Я уже говорил, что и в американской, и в западноевропейской культурной традиции практика месмеризма оказала непосредственное и довольно существенное влияние на формирование спиритизма. В России дело обстояло несколько иначе, что вполне естественно: спиритизм, как и магнетизм, был напрямую импортирован в Россию с Запада. Собственно говоря, массовое распространение спиритизма в России произошло лишь спустя четверть века после того, как семья Фокс услышала странный стук в своем доме в Хайдесвилле. Однако первые русские спиритуалисты появились гораздо раньше — в эпоху Крымской войны — и имели непосредственное отношение к некогда популярной практике месмеризма. Среди русских адептов спиритизма этой эпохи — декабрист Ф. Н. Глинка, автор «Писем русского офицера», председатель Вольного общества любителей российской словесности, некогда водивший довольно близкое знакомство с Пушкиным. Один из биографов Глинки, А. К. Жизневский, в частности, отмечает: «Живя в Петербурге, Ф.Н. предался спиритизму и, посредством одной особы — медиума, много и даже по своим понедельникам занимался перепискою с духами, которые отвечали по-русски и по-французски. <…> В собственноручной тетрадке Ф.Н. есть ответы за подписью: Гаврила, князя Псковского, патриарха Никона, Михаила Архангела, Пророка Иоиля, Арсения Коневецкого и даже Наполеона Бонопарте. <…> Ранее спиритизма, в 1824 и 1825 годах, Ф.Н. занимался изучением магнетизма и до конца жизни интересовался им и даже многих магнетизировал» [Жизневский 1890: 9–10][6]. Время, о котором говорит Жизневский, — это середина и вторая половина 1850-х годов (Глинка переехал из Москвы в Петербург в 1853 году, а девять лет спустя переселился в Тверь).
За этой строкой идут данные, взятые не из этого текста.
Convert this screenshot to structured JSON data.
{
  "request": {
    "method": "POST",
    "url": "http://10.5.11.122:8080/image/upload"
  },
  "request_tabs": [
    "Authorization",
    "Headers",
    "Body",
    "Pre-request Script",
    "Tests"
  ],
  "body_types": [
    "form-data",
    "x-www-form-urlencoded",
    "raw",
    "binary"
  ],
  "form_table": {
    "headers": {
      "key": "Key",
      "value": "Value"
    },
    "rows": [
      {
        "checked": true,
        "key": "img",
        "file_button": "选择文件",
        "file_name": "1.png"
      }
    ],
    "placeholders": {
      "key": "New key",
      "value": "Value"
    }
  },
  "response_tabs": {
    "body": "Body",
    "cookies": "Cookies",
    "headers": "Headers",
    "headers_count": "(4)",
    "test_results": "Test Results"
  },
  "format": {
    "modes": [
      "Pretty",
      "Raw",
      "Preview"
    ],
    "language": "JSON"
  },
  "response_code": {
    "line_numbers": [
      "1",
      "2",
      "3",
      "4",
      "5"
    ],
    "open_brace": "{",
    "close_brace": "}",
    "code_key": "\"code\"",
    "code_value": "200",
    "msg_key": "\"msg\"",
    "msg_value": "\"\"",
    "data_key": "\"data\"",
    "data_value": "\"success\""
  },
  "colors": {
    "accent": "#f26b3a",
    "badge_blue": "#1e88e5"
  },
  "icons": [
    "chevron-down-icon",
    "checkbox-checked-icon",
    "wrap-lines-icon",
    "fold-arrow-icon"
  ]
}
В те же годы спиритизмом занимался и В. И. Даль, производивший, по словам Н. В. Берга, «спиритические опыты, где бы он ни находился» [Берг 1880: 613–615]. Зимой 1853/54 года в Москве существовал спиритуалистический кружок, возглавляемый П. В. Нащокиным [Сакулин 1913: 378], [Берг 1880: 615–616]. Спиритизмом увлекалась и сестра Пушкина О. С. Павлищева, переписывавшаяся по этому предмету с В. Ф. Одоевским[7]. Ее сын Л. Н. Павлищев в своих мемуарах, в частности, сообщает следующее:
Она занималась одно время столоверчением, полагая, что беседует с тенью брата Александра, который будто бы приказал сестре сжечь ее «Семейную хронику». <…> Случилось это при начале Восточной войны, когда многие были заражены идеями нового крестового похода против неверных, страхом о кончине мира и ужасами разного рода, предаваясь сомнамбулизму, столоверчениям, гаданиям в зеркалах. В это же время, осенью 1853 года… собрались в Москве у господ Нащокиных любители столокружения, чающие проникнуть в тайны духовного мира, друзья покойного Александра Сергеевича. Господа эти вызвали тень его, и тень, будто бы управляя рукой молоденькой девочки, не имевшей никакого понятия о стихах, написала посредством миниатюрного столика, одну из ножек которого заменял карандаш на бумаге, следующую штуку, на вопрос любопытных: «Скажи, Пушкин, где ты теперь?»:
«Входя в небесные селенья,
Печалилась душа моя,
Что средь земного треволненья
Вас оставлял надолго я…
По-прежнему вы сердцу милы;
Но не земное я люблю
И у престола высшей силы
За вас, друзья мои, молю…»
Впрочем, мать моя бросила столоверчение после того, как одна из коротких ее знакомых, занимавшаяся тем же, занемогла от расстройства нервов и едва не сошла с ума [Павлищев 1890: 74–75].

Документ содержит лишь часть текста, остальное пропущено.